Beyond national policy, regional institutions are already demonstrating how AI and genomic tools can improve public health. Arizona State University's Health Observatory recently expanded its collaboration with TGen North, bringing the Pathogen Intelligence Center into the observatory to accelerate health research and innovation across Arizona. The Health Observatory transforms health data into health knowledge by drawing on data from electronic medical records, genomic sequencing, air quality, and insurance coverage.

"The goal of the Health Observatory is to transform health data into health knowledge. We generate a lot of health data and work with resources from the state health department, Medicaid services, hospitals, health care facilities and others, and use advanced analytical tools, modeling and AI to generate new health knowledge," said Dave Engelthaler, executive director of the observatory.

Dave Engelthaler, Executive Director of the ASU Health Observatory

The collaboration is designed to support precision health and data-driven approaches to care, particularly for rural and tribal communities that have historically been underserved. The Pathogen Intelligence Center brings two decades of experience using genetic tools to understand how diseases emerge, spread, and affect different populations. By integrating laboratory capacity, epidemiology, data science, and public communication, ASU aims to create a more coordinated statewide effort to address regional health challenges ranging from Valley fever to measles outbreaks.

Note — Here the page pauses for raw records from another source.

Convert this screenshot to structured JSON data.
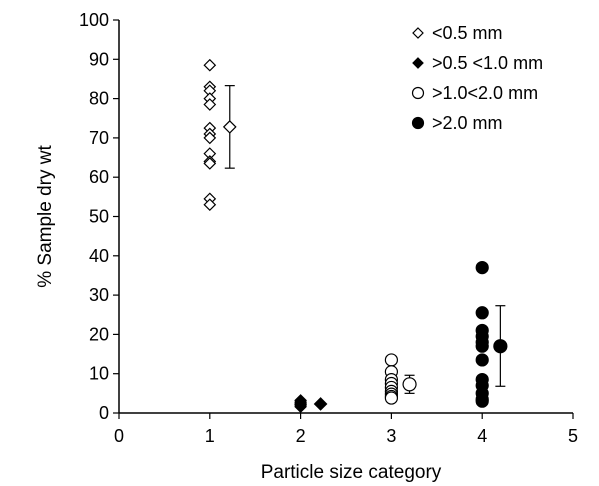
{
  "chart_data": {
    "type": "scatter",
    "title": "",
    "xlabel": "Particle size category",
    "ylabel": "% Sample dry wt",
    "xlim": [
      0,
      5
    ],
    "ylim": [
      0,
      100
    ],
    "xticks": [
      "0",
      "1",
      "2",
      "3",
      "4",
      "5"
    ],
    "yticks": [
      "0",
      "10",
      "20",
      "30",
      "40",
      "50",
      "60",
      "70",
      "80",
      "90",
      "100"
    ],
    "grid": false,
    "legend_position": "top-right",
    "series": [
      {
        "name": "<0.5 mm",
        "marker": "diamond",
        "fill": "open",
        "x": 1,
        "values": [
          88.5,
          83,
          82,
          80,
          78.5,
          72.5,
          71,
          70,
          66,
          64,
          63.5,
          54.5,
          53
        ],
        "summary": {
          "x": 1.22,
          "mean": 72.8,
          "low": 62.3,
          "high": 83.3
        }
      },
      {
        "name": ">0.5 <1.0 mm",
        "marker": "diamond",
        "fill": "solid",
        "x": 2,
        "values": [
          3.2,
          2.8,
          2.5,
          2.2,
          2.0,
          1.6
        ],
        "summary": {
          "x": 2.22,
          "mean": 2.3,
          "low": 2.1,
          "high": 2.5
        }
      },
      {
        "name": ">1.0<2.0 mm",
        "marker": "circle",
        "fill": "open",
        "x": 3,
        "values": [
          13.5,
          10.5,
          8.5,
          7.5,
          6.5,
          5.5,
          4.8,
          4.2,
          3.8
        ],
        "summary": {
          "x": 3.2,
          "mean": 7.3,
          "low": 5.0,
          "high": 9.6
        }
      },
      {
        "name": ">2.0 mm",
        "marker": "circle",
        "fill": "solid",
        "x": 4,
        "values": [
          37,
          25.5,
          21,
          19.5,
          18,
          17,
          13.5,
          8.5,
          7,
          5,
          3.5,
          3
        ],
        "summary": {
          "x": 4.2,
          "mean": 17,
          "low": 6.8,
          "high": 27.3
        }
      }
    ]
  }
}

The challenge ahead is not simply producing more information, but ensuring that health information is understandable, trusted, and useful to the communities it serves. As Engelthaler noted, dashboards and graphs are useful for some people but not for everyone, and they often lack the context needed to help people understand what health risks mean in their own lives. The Health Observatory is exploring web-based tools, community presentations, and immersive visualization experiences to translate complex health data into actionable knowledge.

The convergence of these efforts, at both the national policy level and in regional health systems, reflects a growing recognition that AI's potential in biology depends on solving the data problem first. Without coordinated, secure, well-curated biological datasets, neither the promise of personalized medicine nor the tools to defend against biosecurity threats can be fully realized.